In an interview with Splash yesterday, Ding Dong said that although he nor producer Ricky Blaze was contacted about the use of the song, he is happy to know the track is still relevant after more than a decade and that dancehall culture is getting recognition.
“I still have not seen the clip. I was only informed about it by others. I am not sure why we were not contacted, but it is a good feeling to know that the first single that I ever recorded is still doing well. Such a venture goes to show that dancehall is alive and is receiving heavy attention overseas. Such a movement is a blessing for me and the dancehall culture,” he said.
Fox TV show is based on the
Lethal Weapon film franchise in which a slightly unhinged cop is partnered with a veteran detective trying to maintain a low-stress life.
“I was confident that the song would be a classic that is going to be played for a very long time, as it has an accompanying dance, and although it was recorded years ago, the younger generation latched onto the words and move. Even a two-year-old finds it entertaining,” he said.
“The song, even if it is remixed in EDM style, it is still doing a lot for our culture as the raw authentic accent cannot hide.
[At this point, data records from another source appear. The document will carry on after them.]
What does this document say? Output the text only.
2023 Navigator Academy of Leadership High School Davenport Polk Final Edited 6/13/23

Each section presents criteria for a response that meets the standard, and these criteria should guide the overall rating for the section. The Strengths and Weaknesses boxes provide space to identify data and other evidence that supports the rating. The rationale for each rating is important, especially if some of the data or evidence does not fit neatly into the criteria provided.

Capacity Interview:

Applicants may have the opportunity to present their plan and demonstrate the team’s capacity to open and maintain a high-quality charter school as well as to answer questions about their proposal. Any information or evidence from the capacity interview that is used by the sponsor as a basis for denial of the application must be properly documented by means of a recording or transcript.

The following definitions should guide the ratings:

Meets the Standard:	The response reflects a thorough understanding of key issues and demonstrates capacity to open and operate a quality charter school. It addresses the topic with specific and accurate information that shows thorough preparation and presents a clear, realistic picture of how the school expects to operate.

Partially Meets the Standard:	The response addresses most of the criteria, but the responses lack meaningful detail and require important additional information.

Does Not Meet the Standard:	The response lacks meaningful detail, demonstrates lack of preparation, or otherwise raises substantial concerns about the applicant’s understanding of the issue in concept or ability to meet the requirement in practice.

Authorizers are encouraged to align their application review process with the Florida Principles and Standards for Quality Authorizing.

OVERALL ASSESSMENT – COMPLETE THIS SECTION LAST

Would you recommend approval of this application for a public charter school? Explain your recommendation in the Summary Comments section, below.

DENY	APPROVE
Once it is played one is going to instantly hear the Jamaican accent,” he added.
Ding Dong, whose given name is Kemar Ottey, is best known as leader of the Ravers Clavers, whom he credits for keeping dancing at the forefront of dancehall. He and his team are the creators of dance moves like Nuh Linga, which got a major boost in 2008 when Usain Bolt celebrated his three victories at the Beijing Olympics by performing it.
Ding Dong’s other hit singles include Holilday, Coolest Summer, Shampoo and Yeng Yeng, which all have accompanying dances.